Over the last few months I have decided it was about time to kick start my development skills and move away from Visual Basic.

In the past this has meant me going out and buying a book:

But this time I decided to go a little more high tech and looked for some online training in the form of training videos.

The options##

Training videos are nothing new, but there where more options than I thought there would be. The ones that came up with are:

Lynda.com###

This website has been around for as long as I can remember video being on the web. It has training videos for nearly everything from how to use QuickBooks to programming concepts.

Price: from $25/£16 per month.

Verdict: Although the videos are highly polished and professional, I found the videos where aimed at the none technical people or someone just starting out. A reasonable price for what you get but not developer specific enough for me.

TekPub.com###

This is a real developer focused set of training videos created by some of the leading developers in our industry.

Price: $15pm or $179pa (you can also purchase individual videos from $15 each)

Verdict: This was a strong contender for the place where I would spend my money and I even purchased one of the C# videos. But in the end it seemed to have a very limited number of courses.

Treehouse###

This is slightly different take for online training videos. The training is structured into different courses with each having a predefined path for you to follow to help you reach your training goal. Completing a course will earn you a badge visible on a public profile.

Price: from $25pm or $250pa.

Verdict: Although it looked like a good resource, the courses where mainly aimed at web design technologies such as HTML, CSS and WordPress with the programming section being pretty basic. Although the Web Design section was interesting to me, it did not fill my requirement for Developer Training.

Pluralsight###

Pluralsight was a pretty new website for me, I never heard of them but when I saw the list of courses I thought I had died and gone to nerd heaven. It had almost every topic I was looking for and some I had not even heard of. Their tag line is ‘hardcore developer training’ and on the most part they live up to that claim. If you pay a little extra you can take assessments and gain certificates.

Price: From $29pm or $299pa.

Verdict: Although this was the most expensive it seemed like the best value for money. The pure number of developer courses already on there and the new courses getting added each month (13 in Jan 2013 and 10 in Feb 2013) really impressed me.

But books are cheaper and I get to keep them!##

You will notice that all (but TekPub) only offer monthly or annual subscriptions to view their courses.

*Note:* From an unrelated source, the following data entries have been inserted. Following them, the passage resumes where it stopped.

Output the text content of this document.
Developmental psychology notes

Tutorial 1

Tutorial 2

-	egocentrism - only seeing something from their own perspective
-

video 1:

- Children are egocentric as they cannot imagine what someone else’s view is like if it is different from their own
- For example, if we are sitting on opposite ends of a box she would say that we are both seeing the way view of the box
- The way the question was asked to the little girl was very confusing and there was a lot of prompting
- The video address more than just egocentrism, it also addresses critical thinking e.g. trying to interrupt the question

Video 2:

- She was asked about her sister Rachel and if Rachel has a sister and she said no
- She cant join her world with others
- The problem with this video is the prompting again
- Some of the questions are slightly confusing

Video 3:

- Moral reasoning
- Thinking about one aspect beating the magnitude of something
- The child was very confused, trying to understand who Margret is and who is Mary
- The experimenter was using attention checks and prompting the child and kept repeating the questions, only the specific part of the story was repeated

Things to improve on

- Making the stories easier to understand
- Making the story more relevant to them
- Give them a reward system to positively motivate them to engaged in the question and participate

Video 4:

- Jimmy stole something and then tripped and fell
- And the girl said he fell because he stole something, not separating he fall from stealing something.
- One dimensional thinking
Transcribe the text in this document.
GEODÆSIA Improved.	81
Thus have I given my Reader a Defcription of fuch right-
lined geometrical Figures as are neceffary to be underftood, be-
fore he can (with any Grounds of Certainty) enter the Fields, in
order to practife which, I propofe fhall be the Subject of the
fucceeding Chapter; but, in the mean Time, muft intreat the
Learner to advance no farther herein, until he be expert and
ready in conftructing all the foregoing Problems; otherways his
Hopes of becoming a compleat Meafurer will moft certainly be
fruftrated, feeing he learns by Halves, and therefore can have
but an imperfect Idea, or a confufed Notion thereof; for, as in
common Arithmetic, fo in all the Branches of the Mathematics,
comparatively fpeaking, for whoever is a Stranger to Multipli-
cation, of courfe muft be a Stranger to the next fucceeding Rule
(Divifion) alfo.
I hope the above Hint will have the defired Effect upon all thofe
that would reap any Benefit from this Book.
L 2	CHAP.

This can of course add up financially and if you stop paying you suddenly lose access to what you potentially have paid hundreds of pounds on!

This is an obvious downside to all subscription based services, but I think this is less of an issue with training videos for Developers. Technology and especially programming skills move so fast that most books become obsolete very quickly and they sit on your shelf gathering dust, never to be read again. Worse still, sometimes you will buy a book and before you get chance to read it, there is a new version and your version is out of date (see my picture above with MVC 1.0 and MVC 2.0).

Training videos do also suffer from becoming obsolete but they offer the potential to replace old videos with new one’s pretty quickly. I say ‘offer the potential’ because you will be hard pressed to find a training video on Entity Framework 5 (released Aug 2012) on any of the services I have listed above. I know the author (Julia Lerman) has recorded one for Pluralsight but it seems there is a backlog to getting it live! Hopefully this will improve.

Certification##

Some of the services listed above allow you to take assessments and earn a type of certification which can be made public so you could show potential employers in the future.

Now a certification is only worth something if you believe the company giving out the certification is trustworthy. So whether you (or more importantly an employer) see value in the certification is down to whether you trust any of the above companies.

That being said, for developers who do most (if not all) of there learning self-taught, your CV can look a little bare even though you are skilled in many technologies, these types of certification can be a cost effective way to boost your CV with a little bit of credibility.

Where’s all the FREE stuff?##

Don’t get me wrong, I like free stuff just as much as the next guy. Below are a few resources I use for free training videos. They will be mostly aimed around Microsoft Technologies or just web because that is what I am into:

Microsoft Virtual Academy – This is relatively new to me and I actually found it via a post by Scott Hanselman. This has instructional videos and tutorials on many Microsoft Technologies.

Channel 9 – This shares alot of the content from the above link but in a less formal way. I would highly recommend the ASP.NET Jump Start series with 6 Hours of Footage.

YouTube – I find this a bit hit and miss when it comes to good quality content but can sometimes be surprising.

These are all my thoughts and resources on Developer Training Videos, please share yours below.